I have on hand, courtesy of Hoarder Fright Casinos, a pair of soft jaws in very soft urethane, and a pair in some variety of nearly-dead-soft-but-not-quite-pure aluminum.  Both were super-duper-cheap.  Both are equipped with ceramic magnets to hold them against the vise jaws. All the magnets are broken.  I half-assed a repair on the aluminum caps with JB Weld, but ceramic magnets are brittle...

 I kept telling myself I'd make some from brass, when I had the right stock...

 Now, years ago, I salvaged an L-shaped strip of what I assumed was brass, from the side of an unsalvageable rusted and worn chinese magnetic vise, where it was used as a non-magnetic "stop" for the work.
And then I forgot about it for years, even when I was thinking about jaw covers for the bench vise, because I have been senile since I was fifteen years old...

 I unforgot it this morning and dug it out.  Not only is the cross-section shape exactly the desired shape for vise jaw caps, saving me a boat-load of machining time, but the cross-sectional dimensions are perfect for my vise too! 

 Very well, let's make some vise jaw caps.  Uh, gee whiz, this stuff sure cuts slowly and feels "slippery" with a brand new, sharp hacksaw blade.  Whatever it is, it is not "brass"; it's either phosphor or Al-Si bronze, which is very nice (but hard) stuff indeed. (I mean 'hard' relative to cupric alloys, not 'hard' like tempered steel - completely different scales!)

 Well now I have a quandary; the important property of the jaws is that they be soft - or at least, softer than steel.  And while this stuff is much harder than any variety of brass, it still meets that qualification.  But it will put dents in copper(s) and brasses.

 Fine then, I am resolved to make (later, not soon) a pair of thin copper soft jaws which simple wrap around the vise jaws.  And so I will also make these...

 I want these to be held in place with magnets like most bench vise soft jaws.  Ideally, I'd mill out a couple of pockets in each cap, stick some thin rare earth (NIB) magnet disks in (top surface below surface of cap) with a dab of JB Weld (magnetic!) under and over the magnet disk.  Then, when cured, mill off the top coat of the JB weld so it's flush with the surrounding bronze, and the magnet is not exposed.  That should keep the magnet from breaking, in theory.  I'm not even sure rare earth (NIB) magnet disks are available thin enough, but I'm about to find out.

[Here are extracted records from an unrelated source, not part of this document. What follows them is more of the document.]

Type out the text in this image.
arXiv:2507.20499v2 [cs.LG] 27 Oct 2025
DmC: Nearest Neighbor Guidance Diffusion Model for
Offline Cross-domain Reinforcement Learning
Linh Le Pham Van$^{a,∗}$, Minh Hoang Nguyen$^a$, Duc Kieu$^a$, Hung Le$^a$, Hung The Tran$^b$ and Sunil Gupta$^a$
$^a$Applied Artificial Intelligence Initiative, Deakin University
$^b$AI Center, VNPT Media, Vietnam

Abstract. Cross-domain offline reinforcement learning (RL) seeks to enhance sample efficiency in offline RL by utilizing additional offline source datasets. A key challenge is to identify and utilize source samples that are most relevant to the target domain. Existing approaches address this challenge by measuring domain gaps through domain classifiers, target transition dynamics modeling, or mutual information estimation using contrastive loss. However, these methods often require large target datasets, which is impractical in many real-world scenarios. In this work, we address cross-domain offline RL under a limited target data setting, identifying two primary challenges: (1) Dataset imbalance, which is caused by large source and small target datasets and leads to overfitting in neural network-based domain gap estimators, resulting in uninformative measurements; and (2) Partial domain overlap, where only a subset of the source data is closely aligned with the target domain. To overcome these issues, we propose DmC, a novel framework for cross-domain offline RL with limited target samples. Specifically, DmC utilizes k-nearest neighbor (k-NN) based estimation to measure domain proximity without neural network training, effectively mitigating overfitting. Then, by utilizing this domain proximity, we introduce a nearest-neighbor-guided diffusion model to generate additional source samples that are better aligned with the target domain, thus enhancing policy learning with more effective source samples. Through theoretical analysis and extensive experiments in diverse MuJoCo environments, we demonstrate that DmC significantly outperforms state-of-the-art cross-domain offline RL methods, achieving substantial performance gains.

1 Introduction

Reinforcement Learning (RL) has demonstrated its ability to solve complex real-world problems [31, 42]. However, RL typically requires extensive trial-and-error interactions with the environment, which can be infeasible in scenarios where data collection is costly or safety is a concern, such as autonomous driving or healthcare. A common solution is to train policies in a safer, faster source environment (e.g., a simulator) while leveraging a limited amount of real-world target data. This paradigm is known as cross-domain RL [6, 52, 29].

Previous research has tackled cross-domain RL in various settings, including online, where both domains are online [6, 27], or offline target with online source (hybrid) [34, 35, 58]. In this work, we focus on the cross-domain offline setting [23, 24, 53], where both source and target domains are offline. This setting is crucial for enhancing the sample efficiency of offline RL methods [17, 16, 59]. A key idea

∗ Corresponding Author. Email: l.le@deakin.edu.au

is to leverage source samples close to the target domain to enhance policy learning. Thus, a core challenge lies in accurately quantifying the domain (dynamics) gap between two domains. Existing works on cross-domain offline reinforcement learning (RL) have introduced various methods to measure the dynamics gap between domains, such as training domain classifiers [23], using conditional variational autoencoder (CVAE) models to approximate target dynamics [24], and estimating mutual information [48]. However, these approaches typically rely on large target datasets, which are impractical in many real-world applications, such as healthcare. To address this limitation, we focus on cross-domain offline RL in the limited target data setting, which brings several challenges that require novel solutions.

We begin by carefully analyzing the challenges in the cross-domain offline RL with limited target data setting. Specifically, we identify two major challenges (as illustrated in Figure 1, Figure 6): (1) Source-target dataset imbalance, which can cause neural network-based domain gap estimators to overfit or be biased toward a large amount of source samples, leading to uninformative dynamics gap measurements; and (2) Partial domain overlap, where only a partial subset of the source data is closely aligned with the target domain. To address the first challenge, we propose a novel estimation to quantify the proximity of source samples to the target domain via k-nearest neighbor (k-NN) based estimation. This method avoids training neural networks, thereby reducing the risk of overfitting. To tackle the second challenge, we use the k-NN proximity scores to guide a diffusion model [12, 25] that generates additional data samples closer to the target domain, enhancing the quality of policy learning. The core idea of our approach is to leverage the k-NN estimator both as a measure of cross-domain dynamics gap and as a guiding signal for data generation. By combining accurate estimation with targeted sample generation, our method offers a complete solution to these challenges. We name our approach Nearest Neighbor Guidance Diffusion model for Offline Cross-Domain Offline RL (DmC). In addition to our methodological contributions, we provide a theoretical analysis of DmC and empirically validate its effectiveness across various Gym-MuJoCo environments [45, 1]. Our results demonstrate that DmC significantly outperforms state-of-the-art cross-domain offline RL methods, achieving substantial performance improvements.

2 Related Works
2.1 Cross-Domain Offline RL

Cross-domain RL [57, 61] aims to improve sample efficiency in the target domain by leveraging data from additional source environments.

They absolutely do.  0.5mm!

 I considered flexible magnetic tape, but it's not very strong, and it wears and breaks and gouges easily.

 So I nearly finished one jaw this morning before I'd finished my first cup of coffee.  All I had to do was cut it and square up the ends on the mill, and break the edges and corners.  This material creates chips which are half powder, and half tiny chip, indicative of a hardish material.  It machines fine with HSS and brushed-on Tap Magic, and a surprisingly slow SFM; like 100-200.  So I can't tell which kind of high-strength bronze it is, but it makes sense in the original application that someone wanted something that wasn't magnetic, but also wouldn't wear much, at all, ever, because it was for a surface grinder, where tenths (1/10,000th) matter.  It's not as soft as brass, but it sure won't get dinged or bent easily!

 The two circles show the approximate location and size of the bored / milled pockets for the magnets.  The lines are where the pockets for the jaw mounting screws end, so I make sure to miss them.

 Today's efforts were brought to an abrupt close by severe unexpected back pain, so not much more work likely to be done out there today unless that improves.  Ow.